SecurityScorecard has identified 40,214 exposed OpenClaw instances on the public internet, spanning 28,663 unique IP addresses. Some 63% of deployments were found to be vulnerable, with 12,812 exploitable through remote code execution. The findings highlight the security risks of deploying AI agent frameworks without proper access controls.

Scale of Exposure

The research found that 549 of the exposed instances could be correlated with prior breach activity, while 1,493 were associated with known vulnerabilities. Three high-severity CVEs with publicly available exploit code affect the exposed deployments, making them straightforward targets for attackers with even modest technical capability.

China accounts for the largest share of exposed instances, followed by the United States and Singapore. The information services industry was the most heavily impacted sector, though exposures were found across a range of industries.

Multiple Attack Vectors

The risks go beyond simple unauthorised access.
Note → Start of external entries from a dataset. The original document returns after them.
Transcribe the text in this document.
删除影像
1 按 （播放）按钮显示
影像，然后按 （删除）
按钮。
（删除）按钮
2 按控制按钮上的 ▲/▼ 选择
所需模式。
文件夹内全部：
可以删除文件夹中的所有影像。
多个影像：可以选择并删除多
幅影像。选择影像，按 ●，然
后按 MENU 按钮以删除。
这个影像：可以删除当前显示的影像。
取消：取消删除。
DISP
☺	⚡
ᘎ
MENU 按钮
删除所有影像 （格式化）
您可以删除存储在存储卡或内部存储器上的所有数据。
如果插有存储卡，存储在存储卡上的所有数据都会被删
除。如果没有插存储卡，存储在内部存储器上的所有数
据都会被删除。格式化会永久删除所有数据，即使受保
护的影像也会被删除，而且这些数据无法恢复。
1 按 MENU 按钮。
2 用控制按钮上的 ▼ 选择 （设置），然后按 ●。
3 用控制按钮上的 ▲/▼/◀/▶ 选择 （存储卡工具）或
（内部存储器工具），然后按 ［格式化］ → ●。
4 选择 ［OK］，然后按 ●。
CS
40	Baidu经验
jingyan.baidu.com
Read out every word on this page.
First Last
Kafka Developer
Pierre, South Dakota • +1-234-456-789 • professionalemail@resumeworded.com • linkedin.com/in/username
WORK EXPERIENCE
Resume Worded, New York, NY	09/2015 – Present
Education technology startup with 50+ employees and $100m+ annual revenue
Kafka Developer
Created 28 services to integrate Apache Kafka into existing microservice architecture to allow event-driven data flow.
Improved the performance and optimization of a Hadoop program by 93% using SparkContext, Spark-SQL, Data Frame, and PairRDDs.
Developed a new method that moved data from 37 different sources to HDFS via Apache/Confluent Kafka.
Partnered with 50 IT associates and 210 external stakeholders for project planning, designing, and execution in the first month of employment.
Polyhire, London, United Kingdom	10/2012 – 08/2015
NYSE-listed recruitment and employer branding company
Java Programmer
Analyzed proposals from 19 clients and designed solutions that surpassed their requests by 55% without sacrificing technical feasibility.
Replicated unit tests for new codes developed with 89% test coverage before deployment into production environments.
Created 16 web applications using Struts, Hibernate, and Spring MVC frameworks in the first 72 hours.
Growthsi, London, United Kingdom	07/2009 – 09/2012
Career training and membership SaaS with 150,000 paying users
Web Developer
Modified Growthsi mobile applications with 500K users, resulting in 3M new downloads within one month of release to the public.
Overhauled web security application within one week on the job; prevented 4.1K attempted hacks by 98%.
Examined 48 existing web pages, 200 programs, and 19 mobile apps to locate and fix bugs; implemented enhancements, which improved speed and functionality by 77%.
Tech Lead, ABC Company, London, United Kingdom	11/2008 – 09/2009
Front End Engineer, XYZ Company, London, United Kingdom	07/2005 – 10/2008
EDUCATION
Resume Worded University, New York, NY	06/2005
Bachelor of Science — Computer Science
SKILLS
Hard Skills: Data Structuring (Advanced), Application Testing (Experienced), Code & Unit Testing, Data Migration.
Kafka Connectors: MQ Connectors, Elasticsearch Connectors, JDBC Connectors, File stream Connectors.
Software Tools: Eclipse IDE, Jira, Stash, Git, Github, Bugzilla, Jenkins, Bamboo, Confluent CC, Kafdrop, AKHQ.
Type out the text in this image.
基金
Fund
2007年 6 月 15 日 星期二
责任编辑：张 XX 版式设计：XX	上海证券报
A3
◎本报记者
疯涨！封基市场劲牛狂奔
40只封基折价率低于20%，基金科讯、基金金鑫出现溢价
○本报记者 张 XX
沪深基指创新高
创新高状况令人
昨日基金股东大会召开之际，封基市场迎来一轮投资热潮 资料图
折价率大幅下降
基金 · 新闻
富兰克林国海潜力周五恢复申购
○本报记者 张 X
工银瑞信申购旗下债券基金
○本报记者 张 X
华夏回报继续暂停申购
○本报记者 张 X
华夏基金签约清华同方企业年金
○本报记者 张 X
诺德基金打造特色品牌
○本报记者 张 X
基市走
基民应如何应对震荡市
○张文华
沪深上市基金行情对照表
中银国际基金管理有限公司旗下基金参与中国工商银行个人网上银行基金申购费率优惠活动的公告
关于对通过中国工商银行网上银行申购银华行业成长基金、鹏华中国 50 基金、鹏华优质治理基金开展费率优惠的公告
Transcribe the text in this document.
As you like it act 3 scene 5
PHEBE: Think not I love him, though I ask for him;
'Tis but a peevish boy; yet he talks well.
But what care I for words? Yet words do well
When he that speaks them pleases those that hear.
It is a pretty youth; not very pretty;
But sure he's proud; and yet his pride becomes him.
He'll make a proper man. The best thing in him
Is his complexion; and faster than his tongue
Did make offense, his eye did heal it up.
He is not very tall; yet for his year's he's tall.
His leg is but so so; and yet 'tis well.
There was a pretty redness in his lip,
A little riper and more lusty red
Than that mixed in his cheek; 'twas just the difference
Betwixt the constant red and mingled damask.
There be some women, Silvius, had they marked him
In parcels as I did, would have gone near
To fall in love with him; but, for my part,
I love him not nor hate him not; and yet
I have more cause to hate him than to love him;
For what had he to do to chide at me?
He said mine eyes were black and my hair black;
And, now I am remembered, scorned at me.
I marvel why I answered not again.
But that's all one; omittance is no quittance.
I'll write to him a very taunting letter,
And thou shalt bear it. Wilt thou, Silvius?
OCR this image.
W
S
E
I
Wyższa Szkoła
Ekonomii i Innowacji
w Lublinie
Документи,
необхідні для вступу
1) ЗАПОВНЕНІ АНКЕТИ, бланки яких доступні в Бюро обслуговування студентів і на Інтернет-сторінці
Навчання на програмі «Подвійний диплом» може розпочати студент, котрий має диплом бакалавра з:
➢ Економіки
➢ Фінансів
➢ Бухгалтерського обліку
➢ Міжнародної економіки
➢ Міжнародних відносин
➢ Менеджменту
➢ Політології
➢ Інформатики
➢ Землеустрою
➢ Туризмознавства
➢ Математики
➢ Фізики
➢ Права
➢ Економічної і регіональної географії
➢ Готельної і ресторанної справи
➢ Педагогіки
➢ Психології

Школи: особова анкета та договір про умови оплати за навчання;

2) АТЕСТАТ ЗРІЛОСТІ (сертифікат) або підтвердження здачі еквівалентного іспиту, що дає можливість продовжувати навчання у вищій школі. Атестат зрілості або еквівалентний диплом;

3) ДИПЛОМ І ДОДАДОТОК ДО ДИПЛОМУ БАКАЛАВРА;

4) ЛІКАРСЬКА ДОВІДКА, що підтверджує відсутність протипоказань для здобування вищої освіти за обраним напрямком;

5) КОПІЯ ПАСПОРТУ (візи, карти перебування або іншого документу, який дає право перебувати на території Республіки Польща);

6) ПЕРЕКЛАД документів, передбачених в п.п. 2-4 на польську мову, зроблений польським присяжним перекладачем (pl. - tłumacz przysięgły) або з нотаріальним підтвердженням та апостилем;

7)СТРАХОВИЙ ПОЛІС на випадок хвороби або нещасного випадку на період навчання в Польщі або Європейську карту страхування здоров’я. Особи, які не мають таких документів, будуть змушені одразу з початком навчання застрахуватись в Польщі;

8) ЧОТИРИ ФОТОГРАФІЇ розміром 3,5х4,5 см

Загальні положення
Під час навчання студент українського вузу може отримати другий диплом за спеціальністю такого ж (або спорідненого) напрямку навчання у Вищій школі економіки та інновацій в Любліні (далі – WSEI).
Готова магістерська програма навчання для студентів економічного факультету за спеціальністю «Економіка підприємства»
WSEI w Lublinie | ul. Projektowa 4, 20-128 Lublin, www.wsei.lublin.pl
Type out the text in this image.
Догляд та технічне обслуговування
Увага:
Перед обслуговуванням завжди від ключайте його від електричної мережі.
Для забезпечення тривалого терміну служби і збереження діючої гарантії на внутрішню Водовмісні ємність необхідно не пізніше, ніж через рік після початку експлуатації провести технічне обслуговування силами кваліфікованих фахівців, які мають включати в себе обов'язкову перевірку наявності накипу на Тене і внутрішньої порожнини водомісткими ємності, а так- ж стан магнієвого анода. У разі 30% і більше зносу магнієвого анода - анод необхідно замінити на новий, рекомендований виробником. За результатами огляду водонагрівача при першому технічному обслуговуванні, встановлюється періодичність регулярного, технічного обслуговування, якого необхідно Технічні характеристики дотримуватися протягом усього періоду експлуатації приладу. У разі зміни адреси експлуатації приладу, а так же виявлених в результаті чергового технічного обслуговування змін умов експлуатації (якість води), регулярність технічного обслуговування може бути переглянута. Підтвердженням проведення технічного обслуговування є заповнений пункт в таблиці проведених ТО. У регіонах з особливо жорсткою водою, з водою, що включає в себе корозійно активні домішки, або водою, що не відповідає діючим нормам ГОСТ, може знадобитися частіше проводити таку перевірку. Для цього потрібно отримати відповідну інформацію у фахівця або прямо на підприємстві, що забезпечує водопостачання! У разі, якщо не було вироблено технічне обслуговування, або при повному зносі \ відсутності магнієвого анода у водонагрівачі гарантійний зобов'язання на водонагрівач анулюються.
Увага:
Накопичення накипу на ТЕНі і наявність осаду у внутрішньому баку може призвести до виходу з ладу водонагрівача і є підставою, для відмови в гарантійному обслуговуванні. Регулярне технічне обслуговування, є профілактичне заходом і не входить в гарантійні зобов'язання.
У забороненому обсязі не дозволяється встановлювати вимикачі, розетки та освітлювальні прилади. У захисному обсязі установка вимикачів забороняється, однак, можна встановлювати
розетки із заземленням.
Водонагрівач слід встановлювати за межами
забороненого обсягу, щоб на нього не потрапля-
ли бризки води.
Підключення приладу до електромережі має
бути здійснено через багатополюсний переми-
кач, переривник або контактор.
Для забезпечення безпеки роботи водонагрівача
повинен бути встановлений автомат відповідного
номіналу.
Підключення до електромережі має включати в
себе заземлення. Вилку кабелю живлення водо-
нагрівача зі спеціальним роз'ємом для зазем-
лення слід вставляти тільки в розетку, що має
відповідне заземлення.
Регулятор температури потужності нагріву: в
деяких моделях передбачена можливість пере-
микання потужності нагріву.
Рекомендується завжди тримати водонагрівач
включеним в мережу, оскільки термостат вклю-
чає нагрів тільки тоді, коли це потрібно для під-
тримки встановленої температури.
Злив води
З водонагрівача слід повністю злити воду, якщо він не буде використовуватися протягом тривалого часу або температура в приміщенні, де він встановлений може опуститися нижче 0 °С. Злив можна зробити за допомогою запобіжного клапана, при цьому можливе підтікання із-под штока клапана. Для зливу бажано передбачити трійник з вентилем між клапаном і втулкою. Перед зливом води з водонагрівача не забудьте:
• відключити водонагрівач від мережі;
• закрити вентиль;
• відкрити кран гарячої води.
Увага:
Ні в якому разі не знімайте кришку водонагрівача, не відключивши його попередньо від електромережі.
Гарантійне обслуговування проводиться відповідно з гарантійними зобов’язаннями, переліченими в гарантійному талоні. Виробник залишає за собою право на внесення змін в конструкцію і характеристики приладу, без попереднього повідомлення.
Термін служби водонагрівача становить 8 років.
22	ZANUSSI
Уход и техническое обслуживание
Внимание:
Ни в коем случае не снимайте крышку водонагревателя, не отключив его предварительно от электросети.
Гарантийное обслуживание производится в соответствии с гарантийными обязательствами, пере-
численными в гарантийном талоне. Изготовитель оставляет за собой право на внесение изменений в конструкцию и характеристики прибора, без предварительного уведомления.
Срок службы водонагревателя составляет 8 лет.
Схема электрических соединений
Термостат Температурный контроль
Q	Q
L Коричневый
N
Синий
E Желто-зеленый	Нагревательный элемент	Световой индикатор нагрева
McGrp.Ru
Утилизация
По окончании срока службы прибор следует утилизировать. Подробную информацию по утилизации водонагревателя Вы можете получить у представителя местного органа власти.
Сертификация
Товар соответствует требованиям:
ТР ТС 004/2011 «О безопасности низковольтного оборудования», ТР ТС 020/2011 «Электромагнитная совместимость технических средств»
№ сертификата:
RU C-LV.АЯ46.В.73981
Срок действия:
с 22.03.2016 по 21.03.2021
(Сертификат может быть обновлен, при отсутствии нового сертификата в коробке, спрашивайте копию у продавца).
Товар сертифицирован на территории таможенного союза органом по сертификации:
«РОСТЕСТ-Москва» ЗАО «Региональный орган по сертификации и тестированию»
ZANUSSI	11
SecurityScorecard identified three primary attack vectors affecting exposed OpenClaw deployments: remote code execution, indirect prompt injection, and API key leakage.

Remote code execution is the most immediately dangerous, allowing attackers to run arbitrary commands on the host system. Indirect prompt injection — where malicious instructions are embedded in data that the AI agent processes — presents a subtler threat, potentially causing the agent to take unintended actions. API key leakage can expose credentials for connected services, extending the blast radius of a compromise well beyond the OpenClaw instance itself.

SecurityScorecard VP Jeremy Turner warned against “blindly using these tools on personal systems,” noting that many deployments appear to have been set up without basic security hardening.

Looking Forward

The findings underscore a recurring pattern in emerging technology: rapid adoption outpacing security practices. SecurityScorecard recommends limiting access aggressively, adopting zero-trust architectures, monitoring agent logic for anomalous behaviour, and maintaining awareness of prompt injection risks. As AI agent frameworks like OpenClaw see wider deployment, the gap between ease of setup and secure configuration remains a significant concern for organisations and individuals alike.